Whenever I talk with legislators or other citizens of California about the importance of adequately funding higher education, invariably I am asked how the California State University spends their investment. I tell them about the improvements we've made in productivity, how our campuses are working together and partnering with other organizations to better use resources, and how we're developing an effective merit pay program for employees. They usually like what they hear.

Unfortunately, after 14 months of negotiations, the faculty union has not agreed on a process for expanding the extent to which annual salary increases are awarded according to merit. The CSU's position is to double the merit pay pool to 40 percent of the salary pool, and the CFA would like to eliminate it and see all faculty rewarded equally regardless of performance differences. However, there has been a public call for accountability in higher education nationwide and in this state. The Trustees and I are committed to answering that call with several initiatives, and merit pay has to be among them. We agree with the CFA that CSU faculty are hard working and high quality.

We agree that our faculty deserve higher salaries, which are currently lower than their counterparts in other universities.

In this age of greater accountability in the use of state resources, however, we also know that in seeking the funding needed for these higher salaries, our case will be strengthened if made on the basis of actual performance. So we must find a way to link additional state dollars for faculty to performance.

While we have made several compromises throughout the negotiations to develop a merit pay system that both sides will agree upon, none of our proposals was acceptable to the CFA. In fact, the tentative agreement that was voted down by CFA membership included an expanded merit pay appeals process and requirement that all merit pay recipients be recommended by faculty.

The CFA's main argument against merit pay is that it can lead to favoritism, but the facts prove that is not true. A merit pay system at the 20 percent level has been in place since 1995. Last year, for example, 97 percent of faculty who receive increases were recommended by their peers. That means only three faculty out of every 100 were chosen by the administration alone. That demonstrates just how strongly the administration values faculty input. However, we believe we need to do more. In fact, one issue on which the CSU and CFA agree is that under the old system not enough faculty could receive increases. By doubling the size of the merit pool, the new system will more than double the number of faculty who receive it.

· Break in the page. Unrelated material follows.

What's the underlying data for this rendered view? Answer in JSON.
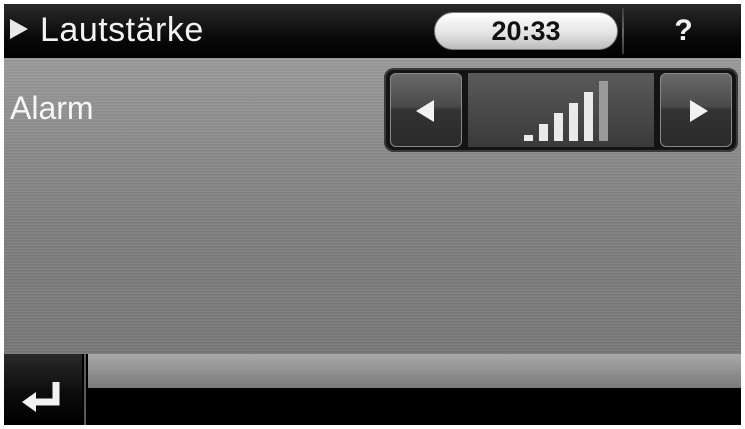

It's important to note that we are not doing anything radical here. There's a group of 20 institutions nationwide comparable to the CSU that the California Postsecondary Education Commission uses to compare CSU salaries. Both the CSU and CFA have accepted it as a fair comparison group. All of those institutions have a merit pay system, and more than half use the entire salary pool for merit pay.

While CFA activists continue to denounce merit pay, we have received a great deal of support in our effort to ensure accountability through merit pay. My office also has received many letters from faculty who welcome an effective merit pay system. In addition, editorials in The Sacramento Bee, The San Diego Union-Tribune, and the Long Beach Press-Telegram, as well as letters to the editor from faculty and a letter from the California Taxpayers' Association have supported the CSU and encouraged faculty to accept merit instead of business as usual. As The Sacramento Bee put it: "Merit pay's time has more than come; it is past due."


Dr. Charles B. Reed is chancellor of the California State University.